Jane smiled rather wistfully. She knew what was involved in that question.
"Until to-morrow night, Boy," she answered gently.
"But, Jeanette," exclaimed the doctor, in indignant protest; "surely you will see me before I go! My dear girl, would it not be carrying the experiment unnecessarily far?"
"Ah, no," said Jane, leaning towards him with her pathetic bandaged eyes. "Don't you see, dear, you give me the chance of passing through what will in time be one of his hardest experiences, when his dearest friends will come and go, and be to him only voice and touch; their faces unseen and but dimly remembered? Deryck, just because this hearing and not seeing you IS so hard, I realise how it is enriching me in what I can share with him. He must not have to say: 'Ah, but you saw him before he left.' I want to be able to say: 'He came and went,—my greatest friend,—and I did not see him at all.'"
The doctor walked over to the window and stood there, whistling softly. Jane knew he was fighting down his own vexation. She waited patiently. Presently the whistling stopped and she heard him laugh. Then he came back and sat down near her.
"You always were a THOROUGH old thing!" he said.
"No half-measures would do. I suppose I must agree."
Jane reached out for his hand. "Ah, Boy," she said, "now you will help me. But I never before knew you so nearly selfish."

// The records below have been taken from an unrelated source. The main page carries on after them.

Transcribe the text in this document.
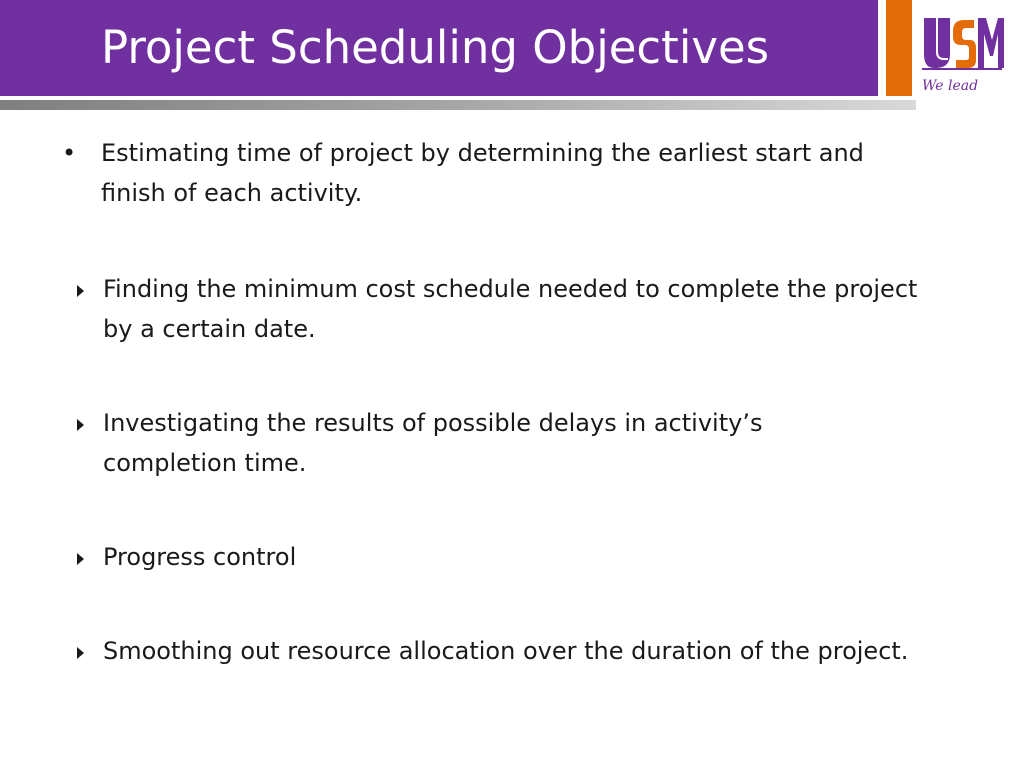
Project Scheduling Objectives
We lead
• Estimating time of project by determining the earliest start and finish of each activity.
Finding the minimum cost schedule needed to complete the project by a certain date.
Investigating the results of possible delays in activity’s completion time.
Progress control
Smoothing out resource allocation over the duration of the project.
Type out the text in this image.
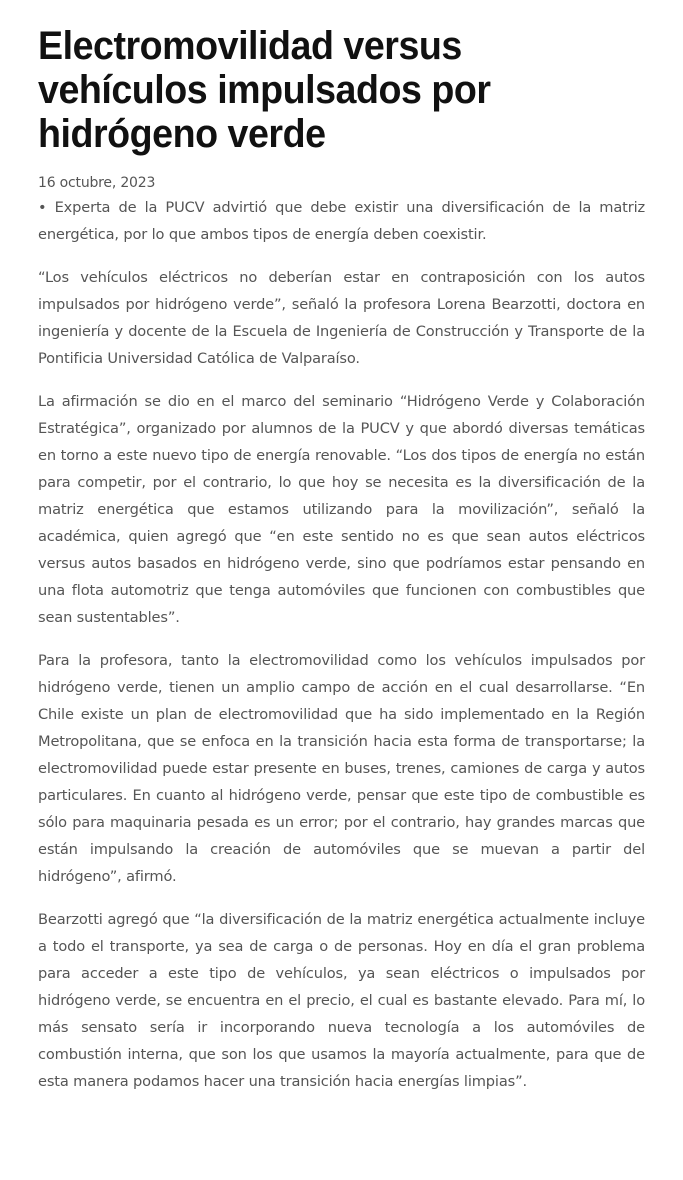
Electromovilidad versus vehículos impulsados por hidrógeno verde
16 octubre, 2023

• Experta de la PUCV advirtió que debe existir una diversificación de la matriz energética, por lo que ambos tipos de energía deben coexistir.

“Los vehículos eléctricos no deberían estar en contraposición con los autos impulsados por hidrógeno verde”, señaló la profesora Lorena Bearzotti, doctora en ingeniería y docente de la Escuela de Ingeniería de Construcción y Transporte de la Pontificia Universidad Católica de Valparaíso.

La afirmación se dio en el marco del seminario “Hidrógeno Verde y Colaboración Estratégica”, organizado por alumnos de la PUCV y que abordó diversas temáticas en torno a este nuevo tipo de energía renovable. “Los dos tipos de energía no están para competir, por el contrario, lo que hoy se necesita es la diversificación de la matriz energética que estamos utilizando para la movilización”, señaló la académica, quien agregó que “en este sentido no es que sean autos eléctricos versus autos basados en hidrógeno verde, sino que podríamos estar pensando en una flota automotriz que tenga automóviles que funcionen con combustibles que sean sustentables”.

Para la profesora, tanto la electromovilidad como los vehículos impulsados por hidrógeno verde, tienen un amplio campo de acción en el cual desarrollarse. “En Chile existe un plan de electromovilidad que ha sido implementado en la Región Metropolitana, que se enfoca en la transición hacia esta forma de transportarse; la electromovilidad puede estar presente en buses, trenes, camiones de carga y autos particulares. En cuanto al hidrógeno verde, pensar que este tipo de combustible es sólo para maquinaria pesada es un error; por el contrario, hay grandes marcas que están impulsando la creación de automóviles que se muevan a partir del hidrógeno”, afirmó.

Bearzotti agregó que “la diversificación de la matriz energética actualmente incluye a todo el transporte, ya sea de carga o de personas. Hoy en día el gran problema para acceder a este tipo de vehículos, ya sean eléctricos o impulsados por hidrógeno verde, se encuentra en el precio, el cual es bastante elevado. Para mí, lo más sensato sería ir incorporando nueva tecnología a los automóviles de combustión interna, que son los que usamos la mayoría actualmente, para que de esta manera podamos hacer una transición hacia energías limpias”.
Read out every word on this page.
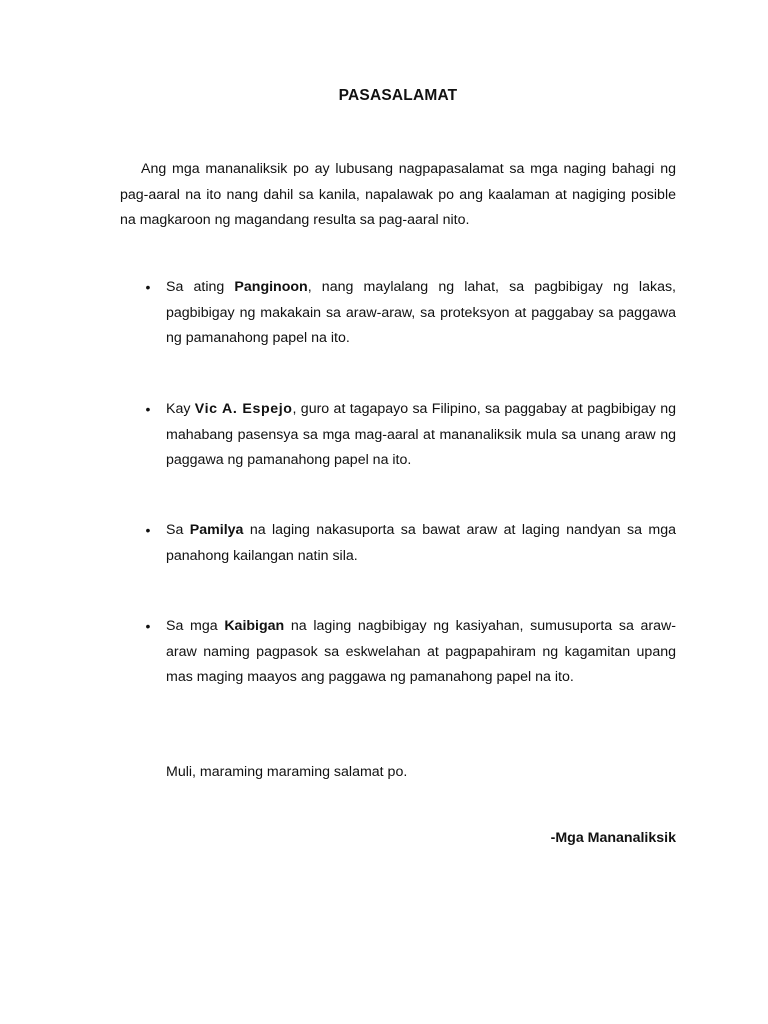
PASASALAMAT

Ang mga mananaliksik po ay lubusang nagpapasalamat sa mga naging bahagi ng pag-aaral na ito nang dahil sa kanila, napalawak po ang kaalaman at nagiging posible na magkaroon ng magandang resulta sa pag-aaral nito.

• Sa ating Panginoon, nang maylalang ng lahat, sa pagbibigay ng lakas, pagbibigay ng makakain sa araw-araw, sa proteksyon at paggabay sa paggawa ng pamanahong papel na ito.
• Kay Vic A. Espejo, guro at tagapayo sa Filipino, sa paggabay at pagbibigay ng mahabang pasensya sa mga mag-aaral at mananaliksik mula sa unang araw ng paggawa ng pamanahong papel na ito.
• Sa Pamilya na laging nakasuporta sa bawat araw at laging nandyan sa mga panahong kailangan natin sila.
• Sa mga Kaibigan na laging nagbibigay ng kasiyahan, sumusuporta sa araw-araw naming pagpasok sa eskwelahan at pagpapahiram ng kagamitan upang mas maging maayos ang paggawa ng pamanahong papel na ito.
Muli, maraming maraming salamat po.
-Mga Mananaliksik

"The 'other man' is always a problem," said the doctor. "We male brutes, by nature, always want to be first with all our women; not merely with the one, but with all those in whom we consider, sometimes with egregious presumption, that we hold a right. You see it everywhere,—fathers towards their daughters, brothers as regards their sisters, friends in a friendship. The 'other man,' when he arrives, is always a pill to swallow. It is only natural, I suppose; but it is fallen nature and therefore to be surmounted. Now let me go and forage for your hat and coat, and take you out upon the moors. No? Why not? I often find things for Flower, so really I know likely places in which to search. Oh, all right! I will send Margery. But don't be long. And you need not be afraid of Dalmain hearing us, for I saw him just now walking briskly up and down the terrace, with only an occasional touch of his cane against the parapet. How much you have already accomplished! We shall talk more freely out on the moor; and, as I march you along, we can find out tips which may be useful when the time comes for you to lead the 'other man' about. Only do be careful how you come downstairs with old Margery. Think if you fell upon her, Jane! She does make such excellent coffee!"